Without knowing just how thick the layers are my guess is that 3 layers may not be thick enough. They’ll look great and feel fab but wear through fairly quickly unless they add a leather or latex sole.
“I wanted mine thicker and coarser with higher cuffs. I did 5 layers alternating merino and Harrisville, and extra size around my foot shape.”
Sounds better to me. You’ll still need to add a sole if you really want them to last.
“I rolled with bubblewrap until it was nicely bound to the pinch ("fulled"?).”
Personally I don’t roll things with a resist in them. I prefer to work my seams carefully by hand – letting the middles mostly take care of themselves.
The pinch test is to see if you have prefelt. In the case of heavy duty felt like slippers need; fulled is when the felt is very durable and won’t shrink anymore. At that point many wools take on a pebbly look to the surface. You’ll know you are close when you see that.
“We used the U shape that seems common in books inc Chris White's.”
When you cut it open you may (actually will likely) find that the inside is no where near as felted as you thought it would be.
Just gently turn the booties inside out and repeat the process.
I usually cut into the package when the resist is starting to buckle inside. When you cut the two booties apart be sure to turn them inside out at least once as you proceed.
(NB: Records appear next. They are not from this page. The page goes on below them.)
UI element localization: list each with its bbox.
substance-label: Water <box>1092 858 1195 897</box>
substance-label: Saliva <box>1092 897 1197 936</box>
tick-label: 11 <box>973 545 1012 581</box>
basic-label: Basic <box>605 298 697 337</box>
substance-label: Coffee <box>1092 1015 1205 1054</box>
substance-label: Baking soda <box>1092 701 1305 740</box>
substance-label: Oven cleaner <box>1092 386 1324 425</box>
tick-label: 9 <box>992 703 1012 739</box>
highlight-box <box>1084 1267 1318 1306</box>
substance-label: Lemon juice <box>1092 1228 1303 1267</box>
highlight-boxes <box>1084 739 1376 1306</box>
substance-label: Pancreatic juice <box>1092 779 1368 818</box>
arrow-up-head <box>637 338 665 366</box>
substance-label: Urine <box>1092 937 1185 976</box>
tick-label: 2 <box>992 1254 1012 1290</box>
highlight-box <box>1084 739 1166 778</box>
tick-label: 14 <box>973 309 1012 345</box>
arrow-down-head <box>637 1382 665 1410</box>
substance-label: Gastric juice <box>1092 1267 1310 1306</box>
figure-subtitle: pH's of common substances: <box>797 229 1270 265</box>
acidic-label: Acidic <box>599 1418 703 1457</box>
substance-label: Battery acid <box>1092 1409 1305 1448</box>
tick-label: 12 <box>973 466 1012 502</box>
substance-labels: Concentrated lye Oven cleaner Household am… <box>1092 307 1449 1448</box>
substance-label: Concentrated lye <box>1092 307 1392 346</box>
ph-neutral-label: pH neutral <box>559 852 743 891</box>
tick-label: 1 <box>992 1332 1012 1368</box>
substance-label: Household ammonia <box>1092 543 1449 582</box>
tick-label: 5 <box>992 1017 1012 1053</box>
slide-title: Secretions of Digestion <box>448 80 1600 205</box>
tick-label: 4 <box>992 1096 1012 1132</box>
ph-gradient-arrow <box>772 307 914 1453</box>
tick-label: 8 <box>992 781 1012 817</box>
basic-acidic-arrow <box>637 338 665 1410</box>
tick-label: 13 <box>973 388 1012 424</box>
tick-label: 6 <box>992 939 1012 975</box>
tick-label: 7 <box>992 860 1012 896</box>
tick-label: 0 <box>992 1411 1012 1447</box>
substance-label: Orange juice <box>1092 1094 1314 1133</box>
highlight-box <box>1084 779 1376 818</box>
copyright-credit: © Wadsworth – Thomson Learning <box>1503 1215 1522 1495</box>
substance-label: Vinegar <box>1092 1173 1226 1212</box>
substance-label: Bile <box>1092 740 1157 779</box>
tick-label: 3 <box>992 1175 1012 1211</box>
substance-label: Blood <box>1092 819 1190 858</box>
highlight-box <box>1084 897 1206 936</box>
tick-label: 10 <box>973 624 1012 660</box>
Each time pull sideways on the centre seam and stretch it out to flatten it as much as you can. If you don’t you will feel it when you walk on it. Ouch.
“Do you use that and then cut and felt around your last? I will use my plastic garden shoes for now, but a last would be great and I have duct tape. Now I'm planning to alternate hot and cold water and throw em for the felting. Or??”
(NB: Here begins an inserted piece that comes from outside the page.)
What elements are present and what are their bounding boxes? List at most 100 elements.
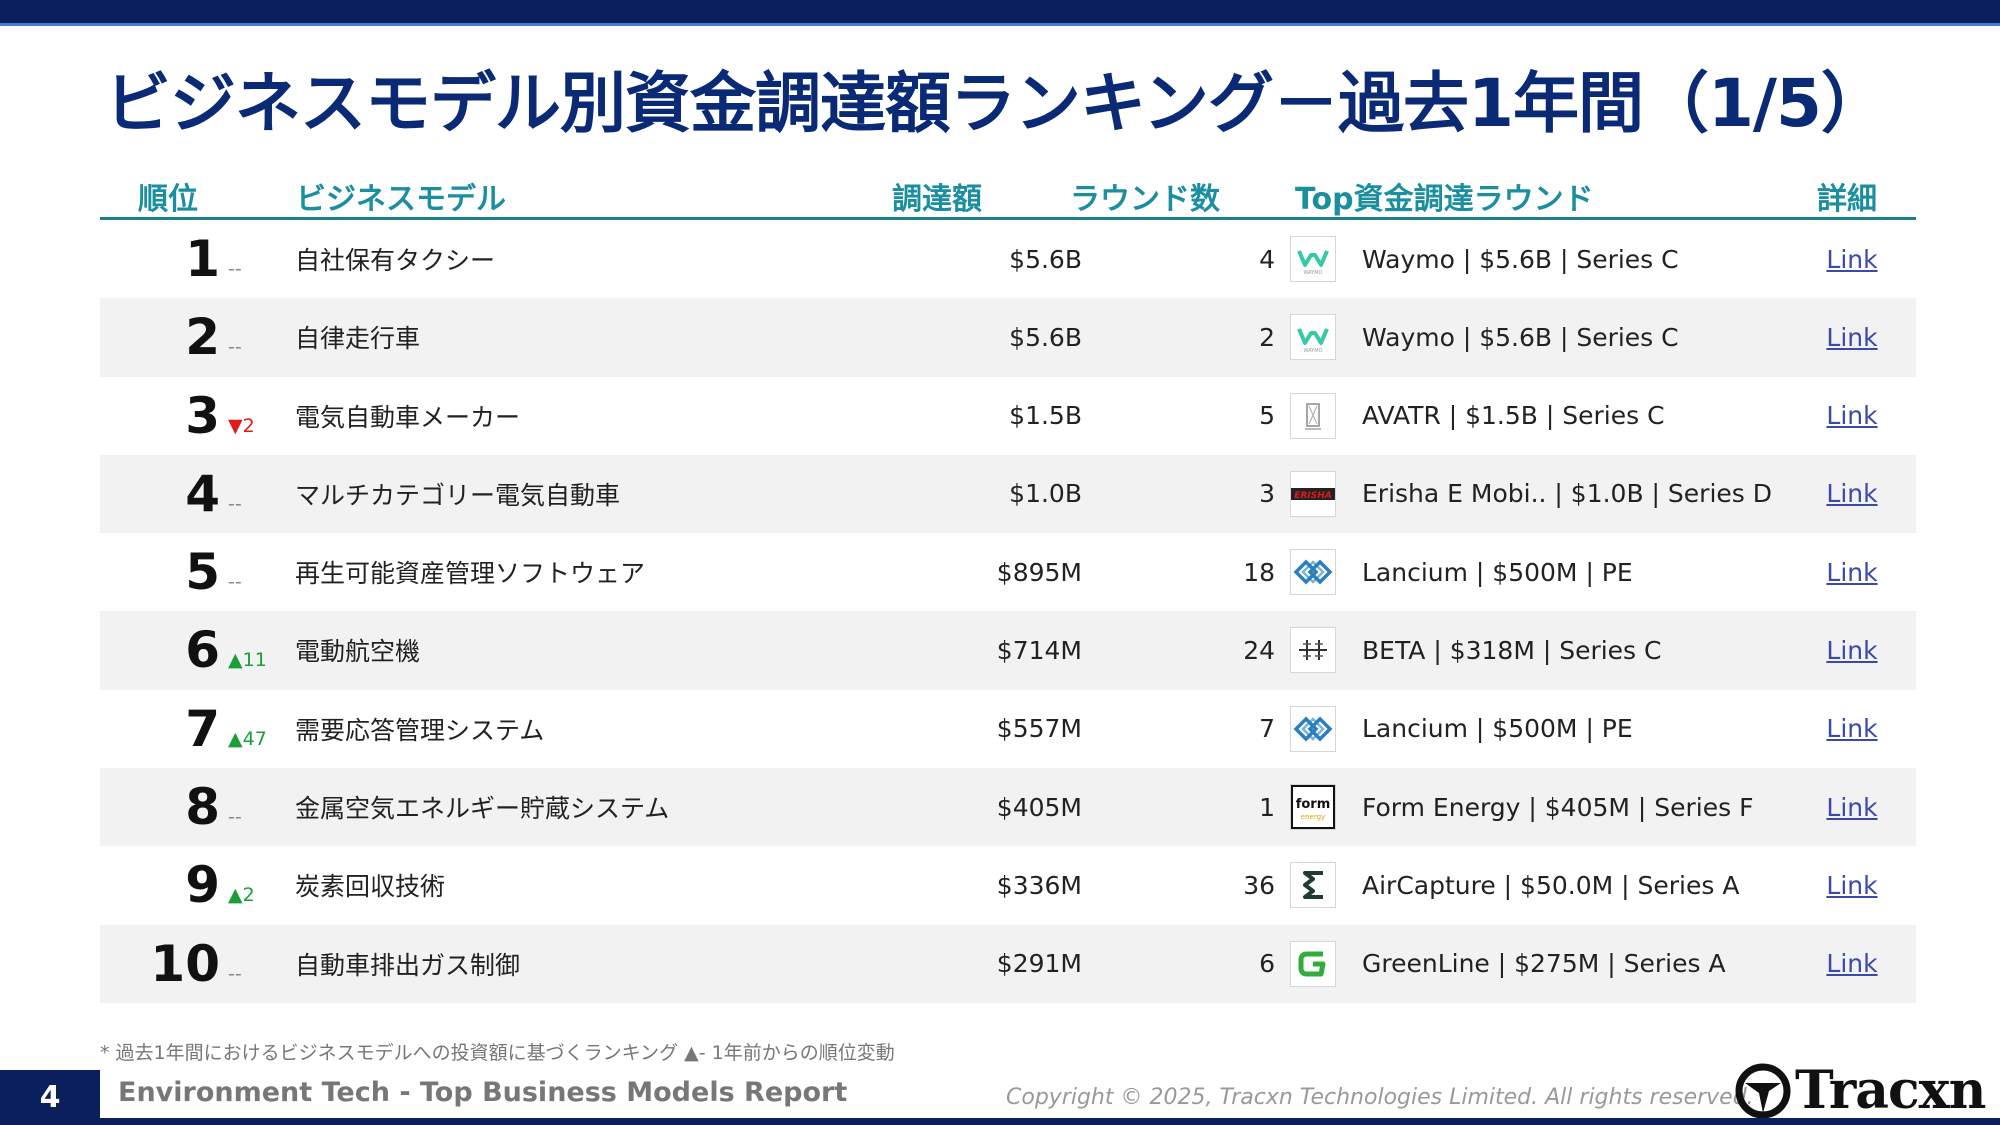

I like to pick up the bootie by the
neck ankle and drop it onto the table top so that it lands flat on the sole. Just let the weight of the wool and water carry it down. Do that lots. It’s the best way I’ve found to thicken and harden the sole. I also roll the slipper against itself and roll. Or roll it in a towel but making sure not to set that centre seam in as I do so.
Every so often I turn the bootie inside out. Each time I stretch out the centre seam again and then give the whole bootie a good stretch in every direction.
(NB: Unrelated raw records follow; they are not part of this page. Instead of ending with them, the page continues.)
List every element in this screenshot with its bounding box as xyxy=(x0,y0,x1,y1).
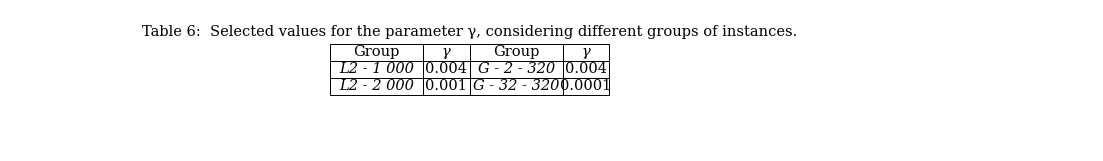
Bar xyxy=(563,78,609,95)
Text: L2 - 1 000: L2 - 1 000 xyxy=(339,62,414,76)
Bar xyxy=(330,61,424,78)
Text: G - 2 - 320: G - 2 - 320 xyxy=(478,62,555,76)
Text: 0.001: 0.001 xyxy=(426,79,468,93)
Text: 0.004: 0.004 xyxy=(565,62,607,76)
Text: γ: γ xyxy=(581,45,590,59)
Bar xyxy=(470,78,563,95)
Text: γ: γ xyxy=(442,45,451,59)
Bar xyxy=(424,78,470,95)
Text: Group: Group xyxy=(493,45,539,59)
Text: Table 6:  Selected values for the parameter γ, considering different groups of i: Table 6: Selected values for the paramet… xyxy=(142,25,797,39)
Text: G - 32 - 320: G - 32 - 320 xyxy=(473,79,559,93)
Text: 0.0001: 0.0001 xyxy=(560,79,611,93)
Bar xyxy=(424,61,470,78)
Text: L2 - 2 000: L2 - 2 000 xyxy=(339,79,414,93)
Text: Group: Group xyxy=(353,45,399,59)
Bar xyxy=(470,61,563,78)
Bar xyxy=(470,44,563,61)
Bar xyxy=(330,78,424,95)
Bar xyxy=(330,44,424,61)
Bar xyxy=(563,44,609,61)
Text: 0.004: 0.004 xyxy=(426,62,468,76)
Bar xyxy=(563,61,609,78)
Bar xyxy=(424,44,470,61)
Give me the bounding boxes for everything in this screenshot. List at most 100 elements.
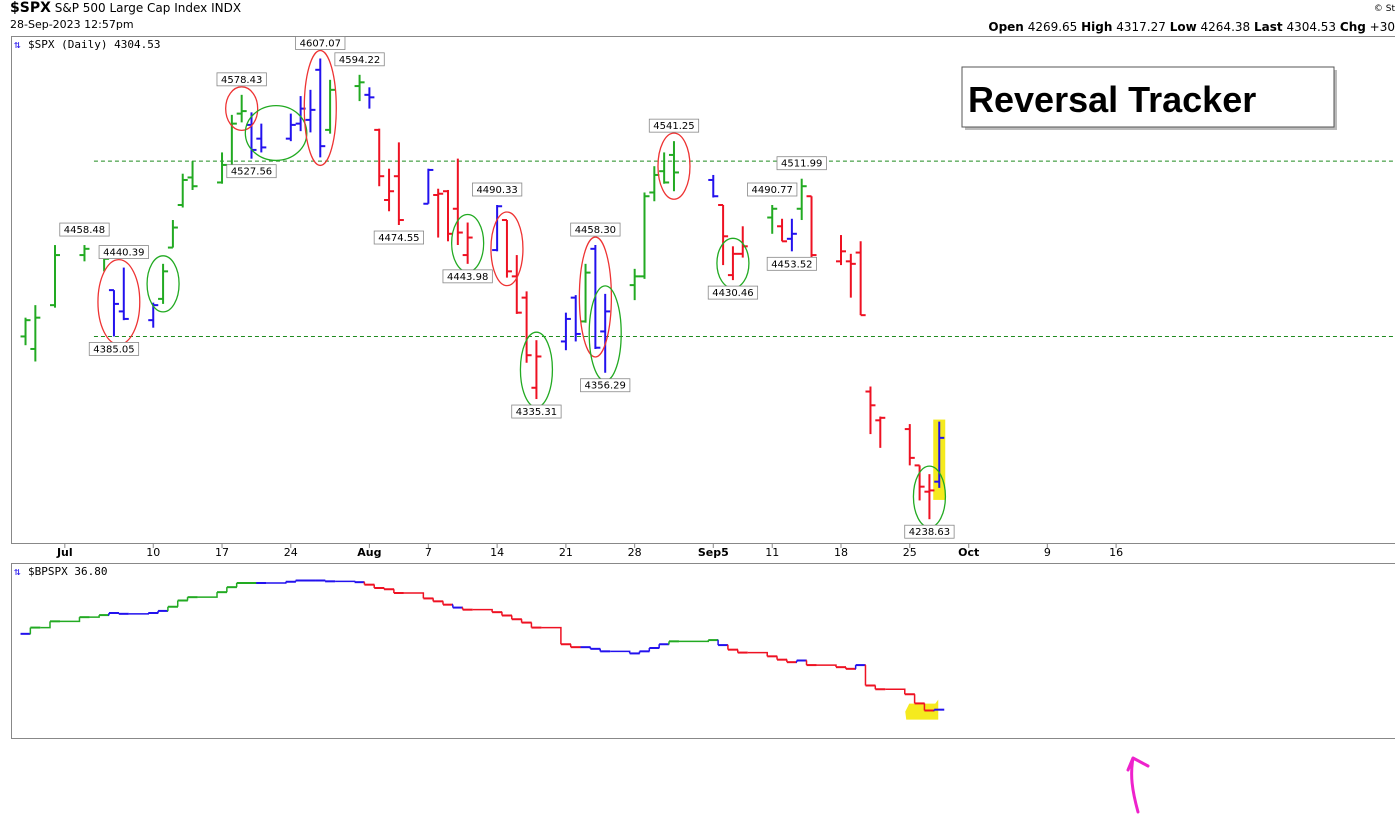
breadth-step <box>89 615 100 618</box>
high-value: 4317.27 <box>1116 20 1166 34</box>
price-label-box <box>904 524 955 539</box>
price-label-box <box>98 245 149 259</box>
reversal-ellipse <box>146 255 180 313</box>
last-value: 4304.53 <box>1286 20 1337 34</box>
breadth-step <box>678 640 710 643</box>
reversal-ellipse <box>578 236 613 358</box>
reversal-tracker-box: Reversal Tracker <box>961 66 1337 130</box>
breadth-step <box>403 592 425 599</box>
price-label: 4440.39 <box>103 248 144 259</box>
reversal-ellipse <box>244 104 308 162</box>
breadth-step <box>197 592 218 598</box>
price-label: 4385.05 <box>93 344 134 355</box>
price-label-box <box>442 269 493 284</box>
x-tick-label: Oct <box>958 546 979 559</box>
x-tick-label: 16 <box>1109 546 1123 559</box>
price-label-box <box>334 52 385 67</box>
price-label-box <box>766 256 817 271</box>
reversal-ellipse <box>490 211 524 287</box>
chart-header: $SPX S&P 500 Large Cap Index INDX 28-Sep… <box>10 0 242 31</box>
reversal-ellipse <box>657 132 691 200</box>
price-label-box <box>648 118 700 133</box>
price-label-box <box>88 342 140 356</box>
low-label: Low <box>1169 20 1197 34</box>
price-label: 4453.52 <box>771 259 812 270</box>
breadth-step <box>60 617 81 623</box>
breadth-step <box>747 651 768 657</box>
x-tick-label: 24 <box>284 546 298 559</box>
open-value: 4269.65 <box>1027 20 1078 34</box>
x-tick-label: 9 <box>1044 546 1051 559</box>
x-tick-label: 25 <box>903 546 917 559</box>
x-tick-label: 14 <box>490 546 504 559</box>
pink-arrow-marker <box>1126 756 1150 814</box>
price-label: 4490.77 <box>752 185 793 196</box>
price-label-box <box>747 182 798 197</box>
x-tick-label: Aug <box>357 546 381 559</box>
breadth-step <box>128 613 149 615</box>
symbol: $SPX <box>10 0 51 16</box>
price-label: 4511.99 <box>781 159 822 170</box>
price-label-box <box>472 182 523 197</box>
breadth-step <box>472 608 493 613</box>
price-label: 4356.29 <box>585 381 626 392</box>
reversal-tracker-title: Reversal Tracker <box>968 79 1256 120</box>
price-label: 4443.98 <box>447 272 488 283</box>
breadth-panel-icon: ⇅ <box>14 565 21 578</box>
price-label-box <box>295 36 346 50</box>
reversal-ellipse <box>97 258 141 346</box>
breadth-step <box>40 621 51 629</box>
x-tick-label: 7 <box>425 546 432 559</box>
x-tick-label: 11 <box>765 546 779 559</box>
price-label-box <box>570 222 621 237</box>
price-label: 4607.07 <box>300 39 341 50</box>
reversal-ellipse <box>303 49 337 167</box>
x-tick-label: 17 <box>215 546 229 559</box>
low-value: 4264.38 <box>1200 20 1251 34</box>
price-label: 4527.56 <box>231 167 272 178</box>
x-tick-label: 28 <box>628 546 642 559</box>
price-label-box <box>226 164 277 179</box>
exchange: INDX <box>211 1 242 15</box>
price-panel-label: $SPX (Daily) 4304.53 <box>28 38 160 51</box>
breadth-step <box>885 688 906 695</box>
price-label-box <box>580 378 631 393</box>
price-label: 4594.22 <box>339 55 380 66</box>
chg-value: +30 <box>1369 20 1395 34</box>
breadth-step <box>541 626 562 645</box>
x-tick-label: 10 <box>146 546 160 559</box>
open-label: Open <box>988 20 1024 34</box>
price-label: 4335.31 <box>516 407 557 418</box>
price-panel-frame <box>11 36 1395 544</box>
breadth-step <box>816 664 837 668</box>
price-label: 4490.33 <box>476 185 517 196</box>
breadth-panel-frame <box>11 563 1395 739</box>
price-label: 4458.48 <box>64 225 105 236</box>
price-label: 4458.30 <box>575 225 616 236</box>
breadth-highlight <box>905 699 939 720</box>
index-name: S&P 500 Large Cap Index <box>54 1 208 15</box>
breadth-step <box>610 650 631 654</box>
datetime: 28-Sep-2023 12:57pm <box>10 18 134 31</box>
price-label-box <box>707 285 759 300</box>
price-label-box <box>373 230 424 245</box>
price-label-box <box>511 404 562 419</box>
price-label-box <box>59 222 110 237</box>
price-panel-icon: ⇅ <box>14 38 21 51</box>
x-tick-label: 21 <box>559 546 573 559</box>
x-tick-label: Jul <box>56 546 73 559</box>
chg-label: Chg <box>1339 20 1366 34</box>
price-label-box <box>776 156 827 171</box>
breadth-step <box>266 581 287 584</box>
reversal-ellipse <box>225 86 259 132</box>
x-tick-label: Sep5 <box>698 546 729 559</box>
breadth-step <box>335 580 356 583</box>
price-label: 4238.63 <box>909 527 950 538</box>
price-label-box <box>216 72 267 87</box>
price-label: 4474.55 <box>378 233 419 244</box>
last-label: Last <box>1253 20 1283 34</box>
price-label: 4430.46 <box>712 288 753 299</box>
price-label: 4578.43 <box>221 75 262 86</box>
x-tick-label: 18 <box>834 546 848 559</box>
The first time you do this it will amaze you how much bigger it will get. But each time you do it you’ll see less and less give.
Once the slipper stops stretching back out to huge stop turning inside out but do not stop stretching. The stretching adds strength to the final product.
Unless your gardening shoes are too small for you fulling to them will make slippers that are too big. But do use them to get close.
Place the bootie over your shoe. Drop it on to it’s sole as before and slap it silly on the upper with the palm of your hand. Or use a rubber mallet.
When the slippers are getting pretty tight on the shoe remove it and do the final fulling on your feet for a perfect fit!
I always try to get someone else to do it for me – think free foot massage!
“I plan to cut the cuffs with jester shape folds around the cuff to show some of the colors I used inside. Maybe other design cuts like that, we'll see.”
Sounds fab - can’t wait to see the photos! Maybe they’ll look something like mine.
“In the future, I don't think I'd use Merino, or just a little to get the coarser stuff to felt.”
Using merino always appeals to me but the coarser stuff will felt on it’s own in most cases.